Canto do Inácio

Friday, July 24, 2009

"COLATERAL" OFERTA AO PÚBLICO UMA VIAGEM DIVERTIDA
INÁCIO ARAUJO

Amigos vivem tentando me convencer da genialidade de Michael Mann. Pode ser, não descarto. Mas devo admitir que não a compreendo, ao menos até agora. Isso não me impede de ver em "Colateral" um dos filmes americanos mais divertidos dos últimos anos.

O que temos lá? Uma viagem em que desconhecemos os objetivos, mais ou menos como o chofer de táxi (Jamie Fox) contratado por Tom Cruise. Este último é um matador com agenda cheia: vai de um ponto a outro para executar sua tarefa.

A diversão vem em grande parte de nossa ignorância: o que acontece, de fato? E por que acontece? Não sabemos, ou sabemos tão pouco quanto o taxista.

E será que o próprio matador sabe muito? Nossas vidas talvez sejam isso mesmo: pura alienação, como a deles, um deslocamento, uma vida colateral à vida. Não importa. Importa embarcar, viajar, ver no que as coisas vão dar. Aliás, talvez não haja alternativa.

(texto publicado na Folha de S. Paulo do dia 21 de março de 2003)

Monday, July 13, 2009

DIMENSÃO DA GUERRA SURGE EM "PECADOS"
INÁCIO ARAUJO


Se o realizador de "Procedimento Operacional Padrão" (que passa na Mostra de São Paulo deste ano) tivesse visto - ou levado a sério - "Pecados de Guerra" perceberia que o crime de tortura, cometido na Guerra do Iraque e em que se detém, não é o verdadeiro crime.

O crime é a guerra em si. De certa forma, o documentário recente quer até desenvolver esse ponto de vista: acima dos envolvidos na tortura está o Estado Maior e acima dele, ainda, a Casa Branca e a guerra com sua insânia.
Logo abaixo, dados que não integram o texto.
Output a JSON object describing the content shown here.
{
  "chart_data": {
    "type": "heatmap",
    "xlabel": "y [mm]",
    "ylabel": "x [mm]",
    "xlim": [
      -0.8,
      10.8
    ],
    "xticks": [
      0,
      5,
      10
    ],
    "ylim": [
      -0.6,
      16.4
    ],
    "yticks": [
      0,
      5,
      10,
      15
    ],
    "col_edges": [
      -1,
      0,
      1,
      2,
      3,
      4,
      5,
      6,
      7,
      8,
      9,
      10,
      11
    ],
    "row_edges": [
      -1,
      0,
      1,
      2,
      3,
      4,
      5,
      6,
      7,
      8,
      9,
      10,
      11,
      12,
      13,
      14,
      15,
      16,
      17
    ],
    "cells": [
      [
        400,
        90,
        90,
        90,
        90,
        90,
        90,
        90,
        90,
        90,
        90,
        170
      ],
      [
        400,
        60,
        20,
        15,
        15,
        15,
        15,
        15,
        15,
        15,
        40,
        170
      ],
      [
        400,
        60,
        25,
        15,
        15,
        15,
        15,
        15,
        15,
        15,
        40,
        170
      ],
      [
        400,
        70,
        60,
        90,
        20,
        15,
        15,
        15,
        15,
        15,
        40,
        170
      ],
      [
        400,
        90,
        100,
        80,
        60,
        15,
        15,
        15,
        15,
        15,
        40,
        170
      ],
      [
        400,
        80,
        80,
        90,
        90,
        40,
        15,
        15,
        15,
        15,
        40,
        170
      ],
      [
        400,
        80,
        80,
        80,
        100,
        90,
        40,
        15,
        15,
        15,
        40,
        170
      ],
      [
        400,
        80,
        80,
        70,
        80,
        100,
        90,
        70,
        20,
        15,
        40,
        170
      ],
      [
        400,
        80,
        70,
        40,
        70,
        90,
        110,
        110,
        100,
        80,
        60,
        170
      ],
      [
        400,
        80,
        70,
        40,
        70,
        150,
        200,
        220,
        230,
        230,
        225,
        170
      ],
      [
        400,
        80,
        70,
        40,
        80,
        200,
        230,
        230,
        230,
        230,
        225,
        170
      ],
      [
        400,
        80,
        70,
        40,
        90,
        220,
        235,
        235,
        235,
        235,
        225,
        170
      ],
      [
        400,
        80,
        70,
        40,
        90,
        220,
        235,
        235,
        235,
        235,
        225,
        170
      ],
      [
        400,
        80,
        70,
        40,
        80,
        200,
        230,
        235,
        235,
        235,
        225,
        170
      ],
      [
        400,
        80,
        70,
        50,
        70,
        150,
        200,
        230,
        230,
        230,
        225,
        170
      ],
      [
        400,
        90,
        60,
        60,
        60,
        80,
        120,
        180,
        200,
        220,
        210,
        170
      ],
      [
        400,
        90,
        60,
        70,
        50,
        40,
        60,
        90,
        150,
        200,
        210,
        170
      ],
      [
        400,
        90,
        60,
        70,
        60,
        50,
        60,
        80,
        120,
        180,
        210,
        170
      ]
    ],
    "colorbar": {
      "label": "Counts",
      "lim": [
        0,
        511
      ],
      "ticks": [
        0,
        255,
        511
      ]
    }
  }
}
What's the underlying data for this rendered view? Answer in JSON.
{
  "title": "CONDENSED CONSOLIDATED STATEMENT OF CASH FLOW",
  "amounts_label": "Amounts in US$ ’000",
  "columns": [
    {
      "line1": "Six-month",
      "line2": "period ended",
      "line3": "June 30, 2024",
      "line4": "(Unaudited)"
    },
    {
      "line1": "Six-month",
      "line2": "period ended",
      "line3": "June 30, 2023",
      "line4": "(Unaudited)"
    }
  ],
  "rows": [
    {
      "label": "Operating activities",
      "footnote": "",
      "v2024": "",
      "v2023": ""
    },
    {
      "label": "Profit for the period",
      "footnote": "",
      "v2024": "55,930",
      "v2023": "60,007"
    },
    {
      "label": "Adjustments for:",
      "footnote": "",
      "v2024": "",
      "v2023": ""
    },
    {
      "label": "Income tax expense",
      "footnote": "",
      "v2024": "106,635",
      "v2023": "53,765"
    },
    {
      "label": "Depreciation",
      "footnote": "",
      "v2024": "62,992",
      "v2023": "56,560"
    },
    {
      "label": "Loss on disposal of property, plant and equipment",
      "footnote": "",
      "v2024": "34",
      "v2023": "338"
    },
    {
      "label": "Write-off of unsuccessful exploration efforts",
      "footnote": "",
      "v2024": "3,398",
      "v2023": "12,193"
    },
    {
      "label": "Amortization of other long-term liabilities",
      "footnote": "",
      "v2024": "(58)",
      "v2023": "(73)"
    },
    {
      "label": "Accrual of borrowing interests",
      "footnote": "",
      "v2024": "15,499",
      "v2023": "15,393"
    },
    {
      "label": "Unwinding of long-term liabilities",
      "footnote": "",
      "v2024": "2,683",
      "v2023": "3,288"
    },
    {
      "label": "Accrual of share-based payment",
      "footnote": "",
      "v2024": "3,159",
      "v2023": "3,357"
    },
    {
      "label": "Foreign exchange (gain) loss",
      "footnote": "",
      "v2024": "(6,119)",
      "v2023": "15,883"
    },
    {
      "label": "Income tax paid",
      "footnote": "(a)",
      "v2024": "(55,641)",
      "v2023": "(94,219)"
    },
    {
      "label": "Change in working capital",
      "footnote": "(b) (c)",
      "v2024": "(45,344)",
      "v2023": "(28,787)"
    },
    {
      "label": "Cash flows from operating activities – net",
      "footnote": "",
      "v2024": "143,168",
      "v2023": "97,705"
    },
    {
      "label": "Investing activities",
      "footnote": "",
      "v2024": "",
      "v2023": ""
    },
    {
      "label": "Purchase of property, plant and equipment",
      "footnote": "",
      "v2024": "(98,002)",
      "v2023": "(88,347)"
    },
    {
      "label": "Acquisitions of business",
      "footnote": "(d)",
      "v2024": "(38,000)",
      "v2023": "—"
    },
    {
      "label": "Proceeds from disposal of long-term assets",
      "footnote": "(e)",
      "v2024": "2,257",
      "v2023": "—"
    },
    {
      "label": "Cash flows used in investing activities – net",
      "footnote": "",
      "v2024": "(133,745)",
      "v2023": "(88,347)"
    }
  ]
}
O curioso é que tudo isso está em "Pecados de Guerra", que tem no centro um soldado que se recusa a violentar e matar uma jovem vietnamita, ao contrário de seus outros quatro companheiros. Pode parecer que "Pecados" individualiza a questão. Não é bem assim: ele apenas faz o caminho inverso, da guerra e da Casa Branca até chegar aos soldados criminosos. A questão não é apagar os pecados, é dar-lhes a dimensão devida.

(texto publicado na Folha de S. Paulo do dia 22 de outubro de 2008)

Monday, July 06, 2009

FILME LIMITA RETRATO DA TORTURA
INÁCIO ARAUJO


São três as fontes de imagem de "Procedimento Operacional Padrão": as fotos que registram cenas de tortura e humilhação de prisioneiros em Abu Ghraib, Iraque, os depoimentos dos envolvidos com essas fotos (torturadores e assemelhados, chefes imediatos etc.) e reconstituições de momentos específicos.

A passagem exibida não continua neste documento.